Flows into exchange-traded funds (ETFs) investing in Eurozone equities eased off in November after a strong October as European investors looked for opportunities elsewhere, such as the US.
However, BlackRock says flows into the region could return on the back of strong earnings and quantitative easing (QE).
In BlackRock’s regular ETP Landscape
report, Ursula Marchioni, a chief strategist at iShares, writes: “While Eurozone equities saw the lion’s share of developed markets flows this year, last month investors turned to opportunities in other markets rather than to the consensus home bias. We believe this could well change with earnings for the region continuing to deliver, and market sentiment continues to rely on the ECB [European Central Bank] easing stance.”

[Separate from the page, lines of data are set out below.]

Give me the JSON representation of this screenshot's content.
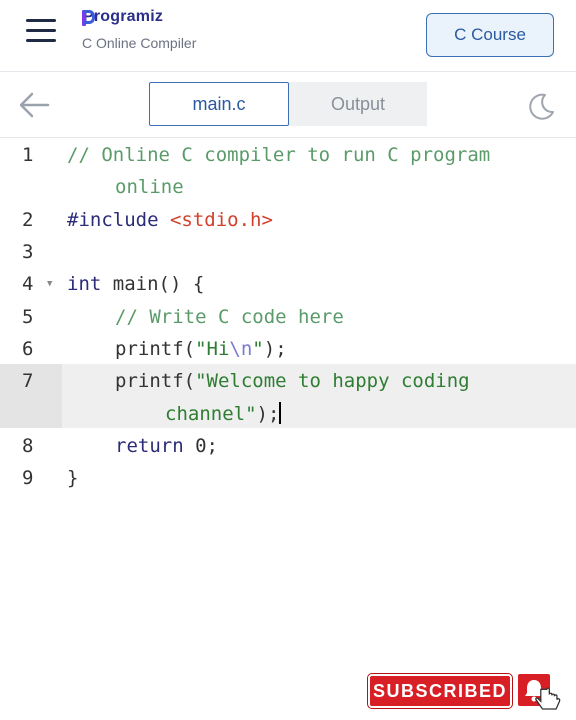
{
  "header": {
    "brand": "Programiz",
    "subtitle": "C Online Compiler",
    "course_button": "C Course"
  },
  "tabs": {
    "main_label": "main.c",
    "output_label": "Output"
  },
  "editor": {
    "line_numbers": [
      "1",
      "2",
      "3",
      "4",
      "5",
      "6",
      "7",
      "8",
      "9"
    ],
    "lines": {
      "l1a": "// Online C compiler to run C program",
      "l1b": "online",
      "l2_directive": "#include ",
      "l2_header": "<stdio.h>",
      "l4_kw": "int",
      "l4_rest": " main() {",
      "l5": "// Write C code here",
      "l6_fn": "printf(",
      "l6_str1": "\"Hi",
      "l6_esc": "\\n",
      "l6_str2": "\"",
      "l6_end": ");",
      "l7_fn": "printf(",
      "l7_str": "\"Welcome to happy coding",
      "l7b_str": "channel\"",
      "l7b_end": ");",
      "l8_kw": "return",
      "l8_rest": " 0;",
      "l9": "}"
    }
  },
  "overlay": {
    "subscribe_label": "SUBSCRIBED"
  },
  "colors": {
    "accent": "#3d6fb4",
    "comment": "#5b9b6a",
    "string": "#2e7d32",
    "include": "#d2402b",
    "subscribe": "#d81f26"
  }
}
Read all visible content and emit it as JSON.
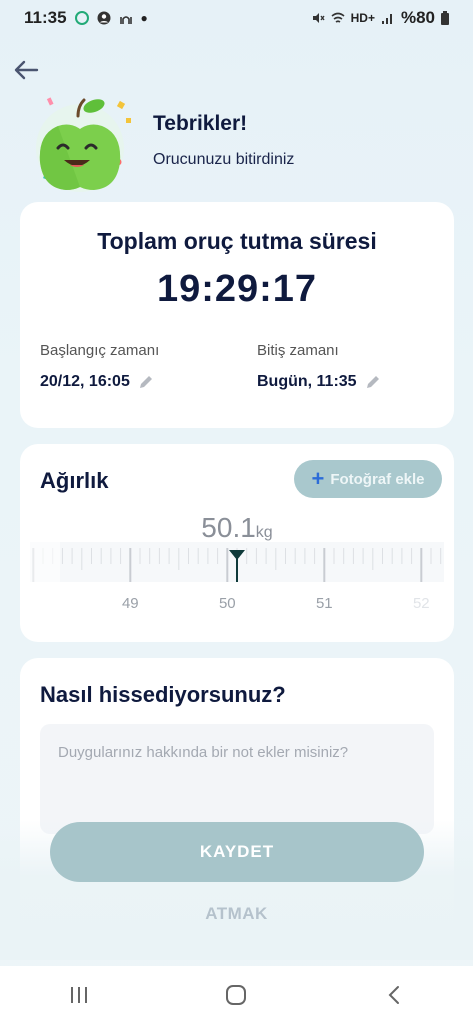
{
  "status_bar": {
    "time": "11:35",
    "battery": "%80",
    "network": "HD+"
  },
  "header": {
    "back_icon": "arrow-left-icon"
  },
  "hero": {
    "title": "Tebrikler!",
    "subtitle": "Orucunuzu bitirdiniz",
    "mascot": "smiling-apple"
  },
  "fasting_summary": {
    "title": "Toplam oruç tutma süresi",
    "duration": "19:29:17",
    "start_label": "Başlangıç zamanı",
    "start_value": "20/12, 16:05",
    "end_label": "Bitiş zamanı",
    "end_value": "Bugün, 11:35"
  },
  "weight": {
    "title": "Ağırlık",
    "add_photo_label": "Fotoğraf ekle",
    "value": "50.1",
    "unit": "kg",
    "ruler_labels": [
      "49",
      "50",
      "51",
      "52"
    ],
    "ruler_value": 50.1
  },
  "feeling": {
    "title": "Nasıl hissediyorsunuz?",
    "note_placeholder": "Duygularınız hakkında bir not ekler misiniz?"
  },
  "actions": {
    "save_label": "KAYDET",
    "discard_label": "ATMAK"
  },
  "colors": {
    "accent": "#2c6cd8",
    "button_disabled": "#a7c5ca",
    "title_text": "#0f1a3e"
  }
}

Broadly, flows into ETFs and similar products globally reached $302.4 billion (€277.7 billion) in the year-to-date at the end of November – approaching the highest ever figure, set last year, for full-year flows.
In November exchange-traded products gathered $28.2 billion, with US equity funds seeing their best month this year and accounting for most of the month’s investment, at $21.4 billion.
Broad developed markets equity funds attracted $6.4 billion and emerging markets equity funds shed $2.5 billion, led by China. Fixed income also saw net outflows of $129 million, a turnaround on a strong October.
Products in Europe accumulated $3.2 billion in net new flows and 2015 has been the best year on record for the European industry, with $73.2 billion of inflows so far.